Phase 3: Emergence of YARN
The JobTracker would ideally require a complete rewrite to fix the majority of the scaling issues. Even if it were successful, however, this rewrite would not necessarily resolve the coupling between platform and user code, nor would it address users’ appetite for non-MapReduce programming models or the dependency between careful admission control and JobTracker scalability. Absent a significant redesign, cluster availability would continue to be tied to the stability of the whole system.
Building on lessons learned by evolving Apache Hadoop MapReduce, YARN was designed to address the specific requirements stated so far (i.e., Requirement 1 through Requirement 9). However, the massive installed base of MapReduce applications, the ecosystem of related projects, the well-worn deployment practice, and a tight schedule could not tolerate a radical new user interface. Consequently, the new architecture and the corresponding implementation reused as much code from the existing framework as possible, behaved in familiar patterns, and exposed the same interfaces for the existing MapReduce users. This led to the final requirement for the YARN redesign: [Requirement 10] Backward Compatibility.
[Requirement 10] Backward Compatibility
The next-generation compute platform should maintain complete backward compatibility of existing MapReduce applications.
To summarize the requirements for YARN, we need the following features:
- [Requirement 1] Scalability: The next-generation compute platform should scale horizontally to tens of thousands of nodes and concurrent applications.
- [Requirement 2] Serviceability: The next-generation compute platform should enable evolution of cluster software to be completely decoupled from users’ applications.
- [Requirement 3] Multitenancy: The next-generation compute platform should support multiple tenants to coexist on the same cluster and enable fine-grained sharing of individual nodes among different tenants.
- [Requirement 4] Locality Awareness: The next-generation compute platform should support locality awareness—moving computation to the data is a major win for many applications.
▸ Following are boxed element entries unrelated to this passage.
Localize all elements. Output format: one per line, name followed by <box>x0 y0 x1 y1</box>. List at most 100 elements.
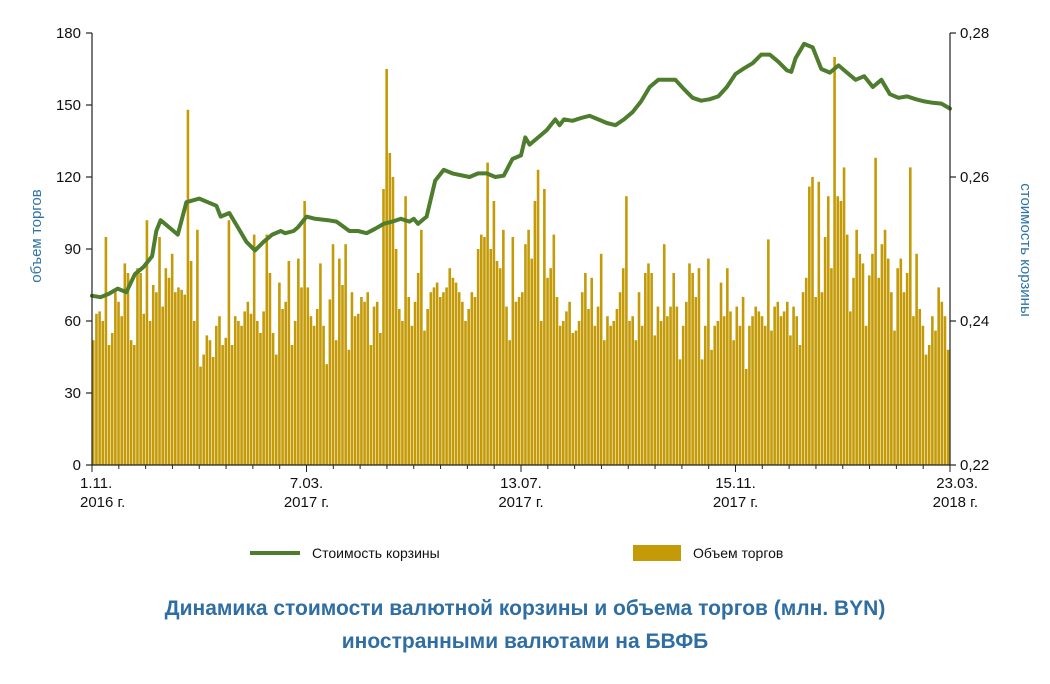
volume-bar <box>539 321 543 465</box>
volume-bar <box>322 325 325 465</box>
volume-bar <box>546 277 549 465</box>
volume-bar <box>347 349 351 465</box>
volume-bar <box>558 325 562 465</box>
volume-bar <box>562 321 565 465</box>
volume-bar <box>599 253 603 465</box>
volume-bar <box>823 237 827 465</box>
right-tick-label: 0,26 <box>960 169 989 186</box>
volume-bar <box>908 167 912 465</box>
volume-bar <box>934 330 937 465</box>
volume-bar <box>719 282 723 465</box>
volume-bar <box>855 229 858 465</box>
volume-bar <box>416 273 420 465</box>
volume-bar <box>744 369 748 465</box>
bars-layer <box>92 57 950 466</box>
volume-bar <box>713 325 717 465</box>
volume-bar <box>845 234 849 465</box>
x-tick-label-year: 2018 г. <box>933 494 978 511</box>
volume-bar <box>120 316 123 465</box>
volume-bar <box>656 306 660 465</box>
volume-bar <box>691 273 694 465</box>
x-tick-label-date: 23.03. <box>936 475 978 492</box>
volume-bar <box>401 321 404 465</box>
volume-bar <box>625 196 628 465</box>
volume-bar <box>189 261 193 465</box>
volume-bar <box>792 306 795 465</box>
volume-bar <box>861 263 865 465</box>
volume-bar <box>748 325 751 465</box>
volume-bar <box>590 277 593 465</box>
volume-bar <box>145 220 149 465</box>
volume-bar <box>943 316 947 465</box>
volume-bar <box>92 340 95 465</box>
volume-bar <box>438 297 442 465</box>
legend: Стоимость корзины Объем торгов <box>250 545 783 561</box>
volume-bar <box>375 301 379 465</box>
volume-bar <box>123 263 127 465</box>
volume-bar <box>306 287 310 465</box>
x-tick-label-year: 2017 г. <box>284 494 329 511</box>
volume-bar <box>877 277 881 465</box>
volume-bar <box>524 244 527 465</box>
volume-bar <box>413 301 417 465</box>
volume-bar <box>489 249 493 465</box>
volume-bar <box>782 311 786 465</box>
volume-bar <box>543 189 546 465</box>
left-tick-label: 150 <box>56 97 81 114</box>
volume-bar <box>773 306 776 465</box>
volume-bar <box>710 349 713 465</box>
volume-bar <box>511 237 515 465</box>
volume-bar <box>514 301 518 465</box>
volume-bar <box>218 316 221 465</box>
volume-bar <box>110 333 114 465</box>
volume-bar <box>394 249 398 465</box>
volume-bar <box>230 345 234 465</box>
chart-caption-line1: Динамика стоимости валютной корзины и об… <box>164 597 886 620</box>
volume-bar <box>483 237 486 465</box>
volume-bar <box>811 177 814 465</box>
volume-bar <box>789 335 792 465</box>
volume-bar <box>498 268 502 465</box>
volume-bar <box>432 287 436 465</box>
volume-bar <box>871 253 874 465</box>
volume-bar <box>574 330 578 465</box>
volume-bar <box>565 311 568 465</box>
volume-bar <box>98 311 101 465</box>
volume-bar <box>136 268 139 465</box>
volume-bar <box>612 321 616 465</box>
volume-bar <box>334 340 338 465</box>
volume-bar <box>631 316 634 465</box>
volume-bar <box>533 201 537 465</box>
volume-bar <box>312 325 316 465</box>
left-tick-label: 30 <box>64 385 81 402</box>
volume-bar <box>252 234 256 465</box>
legend-bar-swatch <box>633 545 681 561</box>
volume-bar <box>448 268 452 465</box>
volume-bar <box>830 268 833 465</box>
volume-bar <box>290 345 294 465</box>
chart-caption-line2: иностранными валютами на БВФБ <box>341 630 709 653</box>
volume-bar <box>890 292 893 465</box>
volume-bar <box>426 309 429 465</box>
volume-bar <box>669 306 672 465</box>
volume-bar <box>741 297 745 465</box>
volume-bar <box>470 292 474 465</box>
volume-bar <box>621 268 625 465</box>
axes-layer: 0 30 60 90 120 150 180 0,22 0,24 0,26 0,28 1.11. 201… <box>56 25 989 511</box>
volume-bar <box>912 316 915 465</box>
volume-bar <box>767 239 770 465</box>
volume-bar <box>864 325 868 465</box>
volume-bar <box>707 258 710 465</box>
volume-bar <box>410 325 414 465</box>
volume-bar <box>754 306 758 465</box>
volume-bar <box>716 321 720 465</box>
volume-bar <box>804 277 808 465</box>
volume-bar <box>464 321 467 465</box>
volume-bar <box>237 321 240 465</box>
volume-bar <box>555 297 559 465</box>
volume-bar <box>259 333 262 465</box>
volume-bar <box>700 359 704 465</box>
volume-bar <box>650 273 653 465</box>
volume-bar <box>467 309 470 465</box>
volume-bar <box>826 196 830 465</box>
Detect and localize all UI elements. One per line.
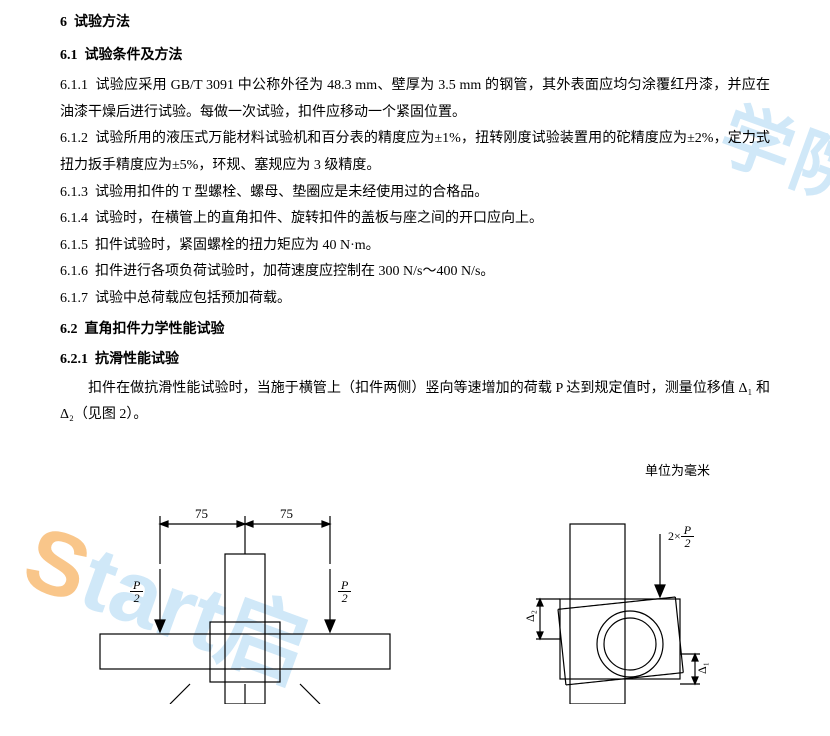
item-6-1-4: 6.1.4 试验时，在横管上的直角扣件、旋转扣件的盖板与座之间的开口应向上。 <box>60 206 770 233</box>
section-6-1-heading: 6.1 试验条件及方法 <box>60 43 770 70</box>
item-num: 6.1.5 <box>60 238 88 253</box>
section-num: 6 <box>60 15 67 30</box>
subsection-num: 6.1 <box>60 48 78 63</box>
frac-denom: 2 <box>339 592 351 604</box>
load-fraction-left: P 2 <box>130 579 143 604</box>
item-text: 扣件进行各项负荷试验时，加荷速度应控制在 300 N/s～400 N/s。 <box>95 264 494 279</box>
unit-label: 单位为毫米 <box>60 459 710 484</box>
item-text: 试验时，在横管上的直角扣件、旋转扣件的盖板与座之间的开口应向上。 <box>95 211 543 226</box>
item-6-1-5: 6.1.5 扣件试验时，紧固螺栓的扭力矩应为 40 N·m。 <box>60 233 770 260</box>
subsubsection-title: 抗滑性能试验 <box>95 352 179 367</box>
document-body: 6 试验方法 6.1 试验条件及方法 6.1.1 试验应采用 GB/T 3091… <box>60 10 770 704</box>
figure-2: 2× P 2 Δ₂ Δ₁ <box>500 494 760 704</box>
figures-row: 75 75 P 2 P 2 <box>60 494 770 704</box>
item-num: 6.1.6 <box>60 264 88 279</box>
item-num: 6.1.3 <box>60 185 88 200</box>
item-6-1-6: 6.1.6 扣件进行各项负荷试验时，加荷速度应控制在 300 N/s～400 N… <box>60 259 770 286</box>
subsection-num: 6.2 <box>60 322 78 337</box>
item-text: 试验用扣件的 T 型螺栓、螺母、垫圈应是未经使用过的合格品。 <box>95 185 488 200</box>
figure-1-svg: 75 75 P 2 P 2 <box>70 494 420 704</box>
item-num: 6.1.4 <box>60 211 88 226</box>
item-6-1-3: 6.1.3 试验用扣件的 T 型螺栓、螺母、垫圈应是未经使用过的合格品。 <box>60 180 770 207</box>
item-text: 试验中总荷载应包括预加荷载。 <box>95 291 291 306</box>
dim-75-left: 75 <box>195 506 208 521</box>
item-num: 6.1.2 <box>60 131 88 146</box>
item-num: 6.1.7 <box>60 291 88 306</box>
section-6-2-1-heading: 6.2.1 抗滑性能试验 <box>60 347 770 374</box>
frac-denom: 2 <box>131 592 143 604</box>
load-fraction: P 2 <box>681 524 694 549</box>
para-6-2-1: 扣件在做抗滑性能试验时，当施于横管上（扣件两侧）竖向等速增加的荷载 P 达到规定… <box>60 376 770 429</box>
dim-75-right: 75 <box>280 506 293 521</box>
item-6-1-2: 6.1.2 试验所用的液压式万能材料试验机和百分表的精度应为±1%，扭转刚度试验… <box>60 126 770 179</box>
item-text: 扣件试验时，紧固螺栓的扭力矩应为 40 N·m。 <box>95 238 380 253</box>
delta-2-label: Δ₂ <box>523 610 537 622</box>
item-text: 试验应采用 GB/T 3091 中公称外径为 48.3 mm、壁厚为 3.5 m… <box>60 78 770 120</box>
subsection-title: 试验条件及方法 <box>85 48 183 63</box>
figure-1: 75 75 P 2 P 2 <box>70 494 420 704</box>
load-fraction-right: P 2 <box>338 579 351 604</box>
section-6-2-heading: 6.2 直角扣件力学性能试验 <box>60 317 770 344</box>
subsubsection-num: 6.2.1 <box>60 352 88 367</box>
subsection-title: 直角扣件力学性能试验 <box>85 322 225 337</box>
section-6-heading: 6 试验方法 <box>60 10 770 37</box>
load-label: 2× P 2 <box>668 524 694 549</box>
frac-denom: 2 <box>681 537 693 549</box>
figure-2-svg: 2× P 2 Δ₂ Δ₁ <box>500 494 760 704</box>
delta-1-label: Δ₁ <box>695 662 709 674</box>
section-title: 试验方法 <box>74 15 130 30</box>
item-6-1-7: 6.1.7 试验中总荷载应包括预加荷载。 <box>60 286 770 313</box>
item-text: 试验所用的液压式万能材料试验机和百分表的精度应为±1%，扭转刚度试验装置用的砣精… <box>60 131 770 173</box>
item-num: 6.1.1 <box>60 78 88 93</box>
item-6-1-1: 6.1.1 试验应采用 GB/T 3091 中公称外径为 48.3 mm、壁厚为… <box>60 73 770 126</box>
load-prefix: 2× <box>668 525 681 548</box>
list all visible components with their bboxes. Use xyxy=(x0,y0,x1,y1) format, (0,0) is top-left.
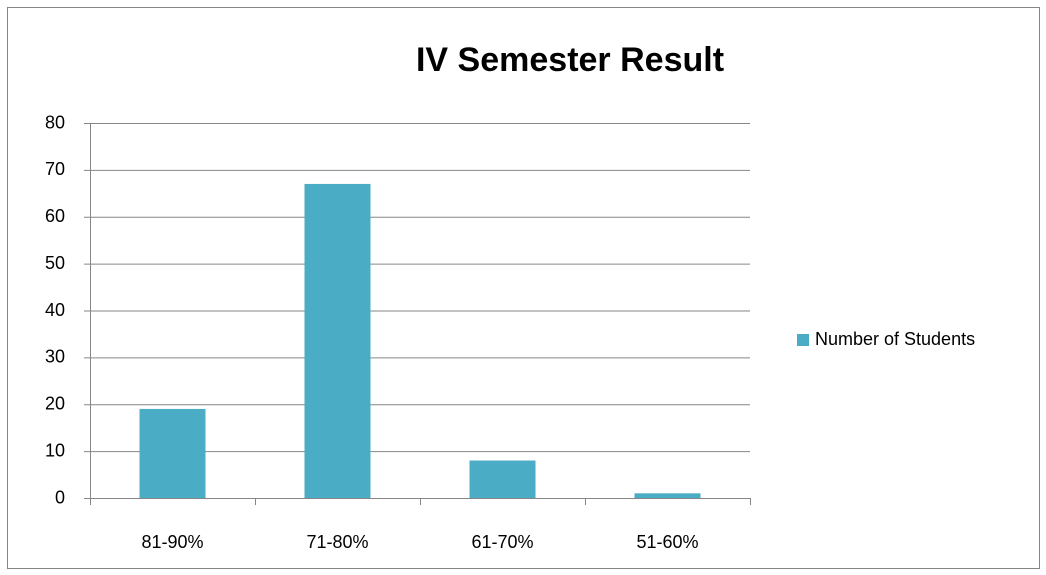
y-tick-label: 20 xyxy=(45,394,65,414)
bar xyxy=(304,183,371,498)
x-tick-label: 51-60% xyxy=(636,532,698,552)
y-tick-label: 0 xyxy=(55,487,65,507)
y-tick-label: 80 xyxy=(45,112,65,132)
legend-label: Number of Students xyxy=(815,329,975,349)
chart-title: IV Semester Result xyxy=(416,41,724,79)
x-tick-label: 71-80% xyxy=(306,532,368,552)
bar xyxy=(634,493,701,498)
y-tick-label: 70 xyxy=(45,159,65,179)
bar xyxy=(469,460,536,498)
y-tick-label: 40 xyxy=(45,300,65,320)
y-tick-label: 50 xyxy=(45,253,65,273)
legend-swatch xyxy=(797,334,809,346)
y-tick-label: 30 xyxy=(45,347,65,367)
x-tick-label: 81-90% xyxy=(141,532,203,552)
x-tick-label: 61-70% xyxy=(471,532,533,552)
y-tick-label: 60 xyxy=(45,206,65,226)
y-tick-label: 10 xyxy=(45,440,65,460)
bar xyxy=(139,408,206,498)
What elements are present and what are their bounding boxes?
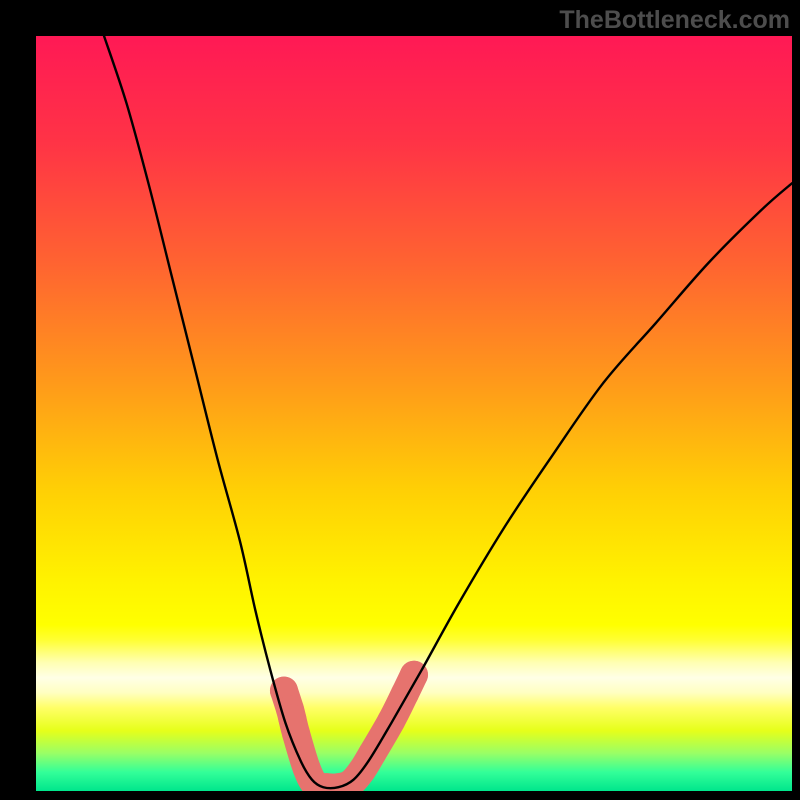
watermark-text: TheBottleneck.com: [559, 6, 790, 35]
chart-canvas: TheBottleneck.com: [0, 0, 800, 800]
bottleneck-curve: [104, 36, 792, 788]
plot-svg: [36, 36, 792, 791]
plot-area: [36, 36, 792, 791]
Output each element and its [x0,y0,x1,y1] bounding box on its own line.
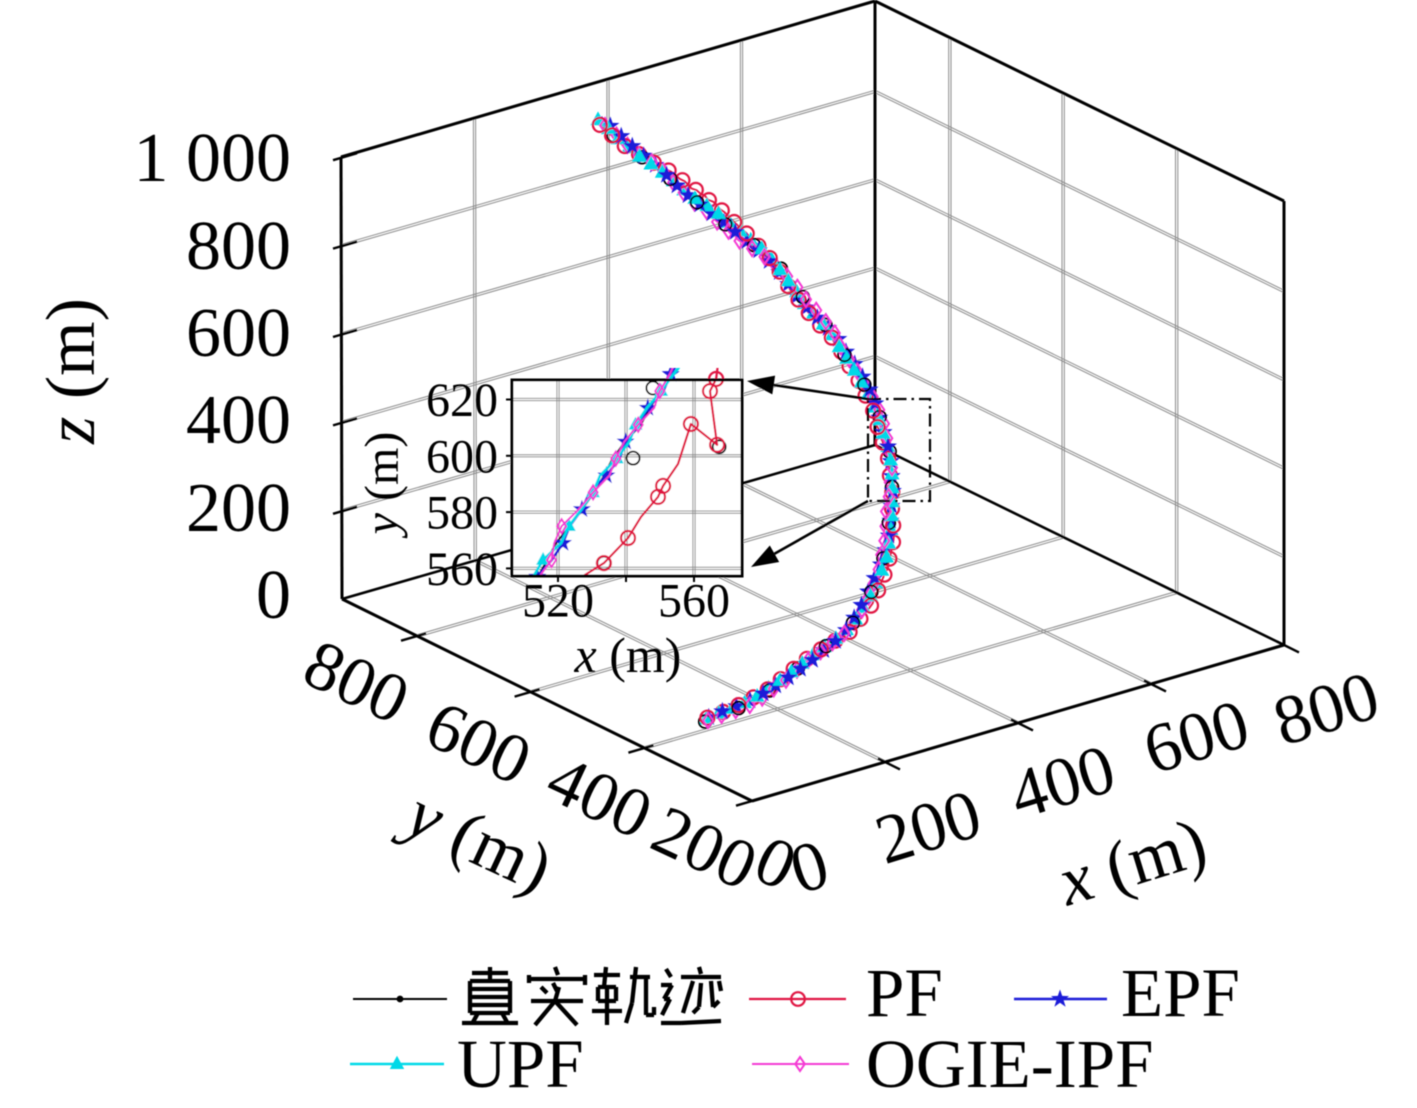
svg-text:600: 600 [186,295,291,372]
svg-text:620: 620 [426,374,498,427]
svg-text:400: 400 [186,382,291,459]
svg-text:200: 200 [186,470,291,547]
svg-text:z (m): z (m) [33,298,110,445]
svg-text:EPF: EPF [1121,955,1240,1031]
svg-text:OGIE-IPF: OGIE-IPF [866,1026,1154,1102]
svg-text:520: 520 [522,575,594,628]
svg-text:560: 560 [658,575,730,628]
svg-text:600: 600 [426,430,498,483]
svg-text:PF: PF [866,955,943,1031]
svg-text:1 000: 1 000 [134,120,292,197]
svg-text:0: 0 [256,557,291,634]
svg-text:UPF: UPF [457,1026,584,1102]
svg-text:580: 580 [426,487,498,540]
svg-text:800: 800 [186,208,291,285]
svg-text:x (m): x (m) [574,627,682,683]
svg-text:y (m): y (m) [356,432,409,540]
svg-text:560: 560 [426,543,498,596]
- [Requirement 5] High Cluster Utilization: The next-generation compute platform should enable high utilization of the underlying physical resources.
- [Requirement 6] Secure and Auditable Operation: The next-generation compute platform should continue to enable secure and auditable usage of cluster resources.
- [Requirement 7] Reliability and Availability: The next-generation compute platform should have a very reliable user interaction and support high availability.
- [Requirement 8] Support for Programming Model Diversity: The next-generation compute platform should enable diverse programming models and evolve beyond just being MapReduce-centric.
- [Requirement 9] Flexible Resource Model: The next-generation compute platform should enable dynamic resource configurations on individual nodes and a flexible resource model.
- [Requirement 10] Backward Compatibility: The next-generation compute platform should maintain completely backward compatibility of existing MapReduce applications.